Why are So Many Millennials Still Living at Home? Here’s Why

by James Bellandi

Many Millennials still live at home with their parents. Why?


It’s a question that’s been plaguing the housing market since the economy started to recover – why are Millennials still living at home?

Despite all indications that Millennials should be starting to move out of their parents’ homes (due to the stronger economy and job growth), new numbers show they are not. The share of 18 to 34 year-olds living with their parents was 31.5 percent in 2015, a slight increase from 2014’s 31.4 percent. In addition, according to a Pew Research Center report, the share of young adults living with parents is at its highest level since 1940.

Here is a graph from economist Jed Kolko that shows the rise in Millennials living at home:


As Kolko explained in his analysis, that high level might be the new normal. The rise began in 2005, and lasted until 2012, where it has remained at record levels. While the obvious suggestion is that the trend is due to the aftershocks of the recession, Kolko argues that we would have seen a shift back down if that was the case.

The New Normal?

In his analysis, Kolko concluded that the rise of Millennials living at home is a demographic shift, one that is not going away any time soon.
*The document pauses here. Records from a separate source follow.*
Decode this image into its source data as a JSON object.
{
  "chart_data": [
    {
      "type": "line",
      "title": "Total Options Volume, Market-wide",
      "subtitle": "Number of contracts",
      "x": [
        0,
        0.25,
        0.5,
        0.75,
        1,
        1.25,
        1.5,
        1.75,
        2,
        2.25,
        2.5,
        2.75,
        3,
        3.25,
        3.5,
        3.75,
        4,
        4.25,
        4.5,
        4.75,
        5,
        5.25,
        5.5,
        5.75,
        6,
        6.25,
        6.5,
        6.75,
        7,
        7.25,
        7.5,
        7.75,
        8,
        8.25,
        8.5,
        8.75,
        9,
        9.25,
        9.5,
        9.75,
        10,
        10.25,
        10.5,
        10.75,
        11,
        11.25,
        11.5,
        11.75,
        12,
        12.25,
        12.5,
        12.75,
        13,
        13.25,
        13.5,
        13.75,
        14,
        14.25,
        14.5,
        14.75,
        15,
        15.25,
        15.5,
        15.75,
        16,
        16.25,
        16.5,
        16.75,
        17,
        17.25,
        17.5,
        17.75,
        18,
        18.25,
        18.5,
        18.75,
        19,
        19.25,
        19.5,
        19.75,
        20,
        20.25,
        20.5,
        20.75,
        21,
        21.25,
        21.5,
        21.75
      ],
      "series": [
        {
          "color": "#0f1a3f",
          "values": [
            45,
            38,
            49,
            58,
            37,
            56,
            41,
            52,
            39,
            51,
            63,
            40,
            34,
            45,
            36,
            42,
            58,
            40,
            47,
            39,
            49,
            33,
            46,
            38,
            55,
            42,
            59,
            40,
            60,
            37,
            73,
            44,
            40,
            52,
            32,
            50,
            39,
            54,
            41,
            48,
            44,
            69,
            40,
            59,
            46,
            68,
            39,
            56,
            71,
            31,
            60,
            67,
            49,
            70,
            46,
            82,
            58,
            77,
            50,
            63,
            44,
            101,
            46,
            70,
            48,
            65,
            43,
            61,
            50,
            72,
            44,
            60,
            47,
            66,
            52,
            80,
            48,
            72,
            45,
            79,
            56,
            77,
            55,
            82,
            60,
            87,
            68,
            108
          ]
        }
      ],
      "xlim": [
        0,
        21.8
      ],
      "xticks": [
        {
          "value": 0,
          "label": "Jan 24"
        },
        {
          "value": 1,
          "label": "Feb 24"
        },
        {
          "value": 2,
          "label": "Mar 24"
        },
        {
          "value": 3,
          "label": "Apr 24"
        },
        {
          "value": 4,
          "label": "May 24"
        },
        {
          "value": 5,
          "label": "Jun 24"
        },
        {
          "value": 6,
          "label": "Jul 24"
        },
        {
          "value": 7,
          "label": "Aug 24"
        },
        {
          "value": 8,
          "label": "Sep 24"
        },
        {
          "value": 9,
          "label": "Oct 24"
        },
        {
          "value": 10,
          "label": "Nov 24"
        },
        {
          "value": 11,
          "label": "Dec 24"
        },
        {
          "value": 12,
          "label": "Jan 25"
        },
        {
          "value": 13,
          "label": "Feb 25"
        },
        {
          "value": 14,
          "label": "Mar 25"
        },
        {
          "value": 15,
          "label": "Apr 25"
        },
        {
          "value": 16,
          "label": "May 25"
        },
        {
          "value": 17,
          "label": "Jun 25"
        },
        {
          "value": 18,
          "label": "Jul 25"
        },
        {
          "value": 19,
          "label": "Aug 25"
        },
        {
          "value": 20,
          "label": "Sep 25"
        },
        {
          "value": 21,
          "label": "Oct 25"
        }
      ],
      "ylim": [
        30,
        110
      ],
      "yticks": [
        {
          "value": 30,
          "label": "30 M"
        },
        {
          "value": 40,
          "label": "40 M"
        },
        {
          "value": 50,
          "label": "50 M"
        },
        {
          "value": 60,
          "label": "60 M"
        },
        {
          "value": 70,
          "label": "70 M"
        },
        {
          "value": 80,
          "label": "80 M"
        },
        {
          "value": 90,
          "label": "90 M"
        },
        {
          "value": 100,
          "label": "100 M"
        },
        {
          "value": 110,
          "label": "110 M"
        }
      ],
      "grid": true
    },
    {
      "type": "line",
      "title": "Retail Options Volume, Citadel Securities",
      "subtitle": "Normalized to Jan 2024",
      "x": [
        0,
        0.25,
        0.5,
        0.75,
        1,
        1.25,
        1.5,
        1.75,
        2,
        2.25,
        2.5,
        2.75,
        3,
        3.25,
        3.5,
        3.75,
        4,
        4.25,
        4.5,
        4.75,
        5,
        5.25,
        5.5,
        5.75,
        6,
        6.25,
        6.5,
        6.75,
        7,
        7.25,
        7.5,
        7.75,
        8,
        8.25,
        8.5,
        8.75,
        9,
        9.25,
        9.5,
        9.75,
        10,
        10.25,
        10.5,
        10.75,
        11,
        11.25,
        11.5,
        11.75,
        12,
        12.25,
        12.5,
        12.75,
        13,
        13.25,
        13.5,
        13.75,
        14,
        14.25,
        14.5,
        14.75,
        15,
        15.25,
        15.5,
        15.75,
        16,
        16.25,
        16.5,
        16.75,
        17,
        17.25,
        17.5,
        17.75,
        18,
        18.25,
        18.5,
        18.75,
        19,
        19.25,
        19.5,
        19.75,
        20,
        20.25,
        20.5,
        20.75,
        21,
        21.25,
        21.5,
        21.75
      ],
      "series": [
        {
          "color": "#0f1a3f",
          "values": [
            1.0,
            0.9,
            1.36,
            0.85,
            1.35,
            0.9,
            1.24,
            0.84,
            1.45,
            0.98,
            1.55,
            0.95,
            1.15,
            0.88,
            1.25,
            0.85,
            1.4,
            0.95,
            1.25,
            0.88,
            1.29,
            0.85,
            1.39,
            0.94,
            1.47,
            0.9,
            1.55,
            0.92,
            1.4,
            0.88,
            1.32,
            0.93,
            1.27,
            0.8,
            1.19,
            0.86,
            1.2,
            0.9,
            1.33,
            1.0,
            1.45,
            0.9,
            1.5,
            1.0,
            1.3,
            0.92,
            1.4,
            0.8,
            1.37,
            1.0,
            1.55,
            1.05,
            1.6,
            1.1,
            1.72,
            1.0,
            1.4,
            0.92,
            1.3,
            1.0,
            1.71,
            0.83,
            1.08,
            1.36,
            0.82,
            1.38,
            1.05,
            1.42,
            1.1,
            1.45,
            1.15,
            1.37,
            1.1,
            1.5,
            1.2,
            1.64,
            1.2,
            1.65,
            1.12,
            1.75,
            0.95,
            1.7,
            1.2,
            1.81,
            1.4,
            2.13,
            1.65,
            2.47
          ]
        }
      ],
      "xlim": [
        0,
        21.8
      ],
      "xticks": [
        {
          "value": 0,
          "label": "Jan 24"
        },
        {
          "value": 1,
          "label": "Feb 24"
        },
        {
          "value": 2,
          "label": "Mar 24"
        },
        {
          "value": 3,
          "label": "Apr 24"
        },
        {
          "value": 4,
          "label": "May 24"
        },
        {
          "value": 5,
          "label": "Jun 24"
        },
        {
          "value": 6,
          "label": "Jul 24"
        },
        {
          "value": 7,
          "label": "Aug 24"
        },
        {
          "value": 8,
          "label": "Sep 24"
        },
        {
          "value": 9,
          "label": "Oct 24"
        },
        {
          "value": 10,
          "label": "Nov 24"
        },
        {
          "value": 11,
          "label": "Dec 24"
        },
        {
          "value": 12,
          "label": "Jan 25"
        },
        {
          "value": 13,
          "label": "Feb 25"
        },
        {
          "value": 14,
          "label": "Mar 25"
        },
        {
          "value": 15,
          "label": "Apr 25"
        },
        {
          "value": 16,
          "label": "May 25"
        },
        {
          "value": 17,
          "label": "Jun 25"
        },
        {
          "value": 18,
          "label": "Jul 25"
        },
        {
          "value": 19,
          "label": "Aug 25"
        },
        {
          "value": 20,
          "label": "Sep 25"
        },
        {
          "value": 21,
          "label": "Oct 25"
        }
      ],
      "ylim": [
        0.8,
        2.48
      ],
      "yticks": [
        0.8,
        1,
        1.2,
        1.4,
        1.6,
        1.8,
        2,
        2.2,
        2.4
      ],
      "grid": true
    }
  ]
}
A high share of adults aged 18 to 34, Kolko explained, are on the younger end of the spectrum, and younger adults are more likely to live with their parents than older young adults.
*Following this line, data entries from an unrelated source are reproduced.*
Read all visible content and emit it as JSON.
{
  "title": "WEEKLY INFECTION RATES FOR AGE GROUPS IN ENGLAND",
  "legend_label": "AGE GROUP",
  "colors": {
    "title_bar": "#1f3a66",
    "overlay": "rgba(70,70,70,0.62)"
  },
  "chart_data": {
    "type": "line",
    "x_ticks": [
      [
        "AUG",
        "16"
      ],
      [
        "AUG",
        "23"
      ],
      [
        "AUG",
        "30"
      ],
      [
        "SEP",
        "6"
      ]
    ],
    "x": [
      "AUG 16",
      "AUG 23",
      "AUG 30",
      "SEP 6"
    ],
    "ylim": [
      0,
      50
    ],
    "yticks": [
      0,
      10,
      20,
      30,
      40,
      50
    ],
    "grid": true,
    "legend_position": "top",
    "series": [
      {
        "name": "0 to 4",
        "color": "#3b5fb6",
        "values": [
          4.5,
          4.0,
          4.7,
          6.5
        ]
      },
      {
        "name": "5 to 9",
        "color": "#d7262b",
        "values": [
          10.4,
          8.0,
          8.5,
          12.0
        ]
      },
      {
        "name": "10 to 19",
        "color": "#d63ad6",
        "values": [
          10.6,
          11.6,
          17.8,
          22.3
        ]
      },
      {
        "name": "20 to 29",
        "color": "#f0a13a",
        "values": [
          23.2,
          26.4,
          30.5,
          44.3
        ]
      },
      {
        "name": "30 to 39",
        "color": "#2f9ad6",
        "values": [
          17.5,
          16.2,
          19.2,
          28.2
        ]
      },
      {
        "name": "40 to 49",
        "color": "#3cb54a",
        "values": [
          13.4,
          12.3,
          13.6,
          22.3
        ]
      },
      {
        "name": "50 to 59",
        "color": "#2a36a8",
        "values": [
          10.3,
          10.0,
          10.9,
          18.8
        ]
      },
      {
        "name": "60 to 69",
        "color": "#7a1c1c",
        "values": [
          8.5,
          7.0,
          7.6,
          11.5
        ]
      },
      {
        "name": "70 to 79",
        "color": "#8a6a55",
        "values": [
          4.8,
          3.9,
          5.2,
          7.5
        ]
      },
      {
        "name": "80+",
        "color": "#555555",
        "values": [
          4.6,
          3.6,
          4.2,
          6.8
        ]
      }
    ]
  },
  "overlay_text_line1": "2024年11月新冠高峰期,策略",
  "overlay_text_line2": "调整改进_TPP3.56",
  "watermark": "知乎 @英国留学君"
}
Additionally, Millennials are waiting longer than other generations to get married, according to a NeighborWorks America survey released in October. In 1970, 49 percent of 18-to-34-year-olds were married with kids. In 2015, only 20 percent of young adults were married with children. Considering that 43 percent of respondents planned to purchase a home after they married or moved in with a partner, delaying marriage significantly affects the first time buyer’s market.

Such trends imply that the theorized wave of Millennials buying their first homes might not be as significant as originally thought, considering the generation’s struggles with slow wage growth. For those with a college degree, student debt is an extra burden.